Wednesday, April 24, 2013

The sinc(x) function (as seen on IFLS)

Last Thursday, this image was posted on the Facebook page "I F***ing Love Science".

Photo: This is how mathematicians do arts and crafts.

Via: andiejulie on Imgur

I immediately recognized it as the sinc function. It's a function that is extremely important in digital signal processing, and one that I see just about every day I'm in the lab. The sinc function is defined as:

{\rm{sinc}}(r) = \frac{{\sin (r)}}{r}

In the case of the picture above, r is equal to:

r = \sqrt {{x^2} + {y^2} + {z^2}}

and therefore, sinc(r) is equal to:

{\rm{sinc(}}r) = \frac{{\sin \left( {\sqrt {{x^2} + {y^2} + {z^2}} } \right)}}{{\sqrt {{x^2} + {y^2} + {z^2}} }}

This is the partially obscured equation that you see in the picture. I noticed there was a bit of confusion about this equation in the comment section of IFLS, so I thought I'd clear a few things up.

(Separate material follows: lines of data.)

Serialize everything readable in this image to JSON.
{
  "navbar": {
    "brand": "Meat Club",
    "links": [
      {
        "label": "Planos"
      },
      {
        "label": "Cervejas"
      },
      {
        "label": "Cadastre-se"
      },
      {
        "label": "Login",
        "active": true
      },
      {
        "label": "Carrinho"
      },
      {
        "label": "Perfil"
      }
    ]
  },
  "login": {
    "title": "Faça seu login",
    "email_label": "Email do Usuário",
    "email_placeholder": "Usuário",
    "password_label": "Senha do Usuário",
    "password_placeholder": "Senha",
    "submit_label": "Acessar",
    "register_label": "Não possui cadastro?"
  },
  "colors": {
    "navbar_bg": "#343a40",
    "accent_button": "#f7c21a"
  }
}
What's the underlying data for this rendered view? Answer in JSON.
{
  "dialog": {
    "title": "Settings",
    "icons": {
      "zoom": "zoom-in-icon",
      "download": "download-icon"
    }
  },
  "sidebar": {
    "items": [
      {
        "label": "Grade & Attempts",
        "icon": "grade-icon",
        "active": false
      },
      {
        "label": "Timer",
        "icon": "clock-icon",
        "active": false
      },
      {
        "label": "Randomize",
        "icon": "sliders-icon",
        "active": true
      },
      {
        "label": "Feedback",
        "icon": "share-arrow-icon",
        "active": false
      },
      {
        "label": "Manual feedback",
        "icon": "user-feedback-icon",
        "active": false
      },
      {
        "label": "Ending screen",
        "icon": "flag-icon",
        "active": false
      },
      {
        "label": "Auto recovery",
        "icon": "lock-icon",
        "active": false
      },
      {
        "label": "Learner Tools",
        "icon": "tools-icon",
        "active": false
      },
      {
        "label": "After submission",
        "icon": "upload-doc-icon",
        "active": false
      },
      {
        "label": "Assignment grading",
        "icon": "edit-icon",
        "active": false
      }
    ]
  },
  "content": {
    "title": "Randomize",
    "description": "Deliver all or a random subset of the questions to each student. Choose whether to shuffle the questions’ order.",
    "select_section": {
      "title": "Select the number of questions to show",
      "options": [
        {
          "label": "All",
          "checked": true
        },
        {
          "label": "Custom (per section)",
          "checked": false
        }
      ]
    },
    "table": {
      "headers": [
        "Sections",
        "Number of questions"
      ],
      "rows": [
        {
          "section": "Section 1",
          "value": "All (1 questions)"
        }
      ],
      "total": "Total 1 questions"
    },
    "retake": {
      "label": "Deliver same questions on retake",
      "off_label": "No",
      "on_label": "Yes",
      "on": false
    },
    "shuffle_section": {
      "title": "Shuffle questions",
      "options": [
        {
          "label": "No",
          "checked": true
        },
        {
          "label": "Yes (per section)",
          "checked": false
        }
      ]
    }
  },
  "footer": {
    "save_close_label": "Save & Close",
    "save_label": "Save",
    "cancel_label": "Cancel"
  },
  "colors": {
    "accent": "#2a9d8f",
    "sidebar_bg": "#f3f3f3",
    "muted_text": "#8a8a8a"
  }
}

Many people assumed that the formula written on the front is incorrect. They noticed that plotting a function with x, y, and z variables would require a 4-dimensions. While that is true, it doesn't mean that the function is incorrect as written. The function is still correct as long as the z is defined as a variable that is not connected to the cartesian (x,y,z) coordinate system. In other words, z could be a time dependent variable or even a constant. When z = 0, the plot will look like this:

Which looks like the plot from the picture on IFLS. When we let z vary between 1 and 100 you can get a time dependent plot that looks like this:

This is a good example of why it's important to define your variables. If you don't define your variables they could mean anything. A variable can look familiar and mean something completely different. In this case, z is not the Cartesian coordinate z that you're used to seeing. Remember, a variable means nothing until you've defined it. c does not always mean the speed of light, r does not always mean radius, and so on. 

Now to the fun part! 
I used matlab to make a printable version of this craft. I suggest you print these pictures out on cardstock or the paper will droop down. Print each of the pictures (in order) and have fun putting them together! 

Send me a picture of your finished product and I'll post it for everyone to see.

(If I get at least 5 submitted pictures I'll post pictures of the sad attempt that my 6 year old and I made)
Aaaaaannnnnnd GO!

This final picture is a possible "base"  for your plot. It's only half done (there should be blue lines along the entire axis). Cut two or three of these out and space them equal apart. Each tic mark along the x axis is where you should cut to place the cross sections you already cut out. This way the sinc(r) wave will be equally spaced in both directions (if you don't use this you could get an oval instead of a circle).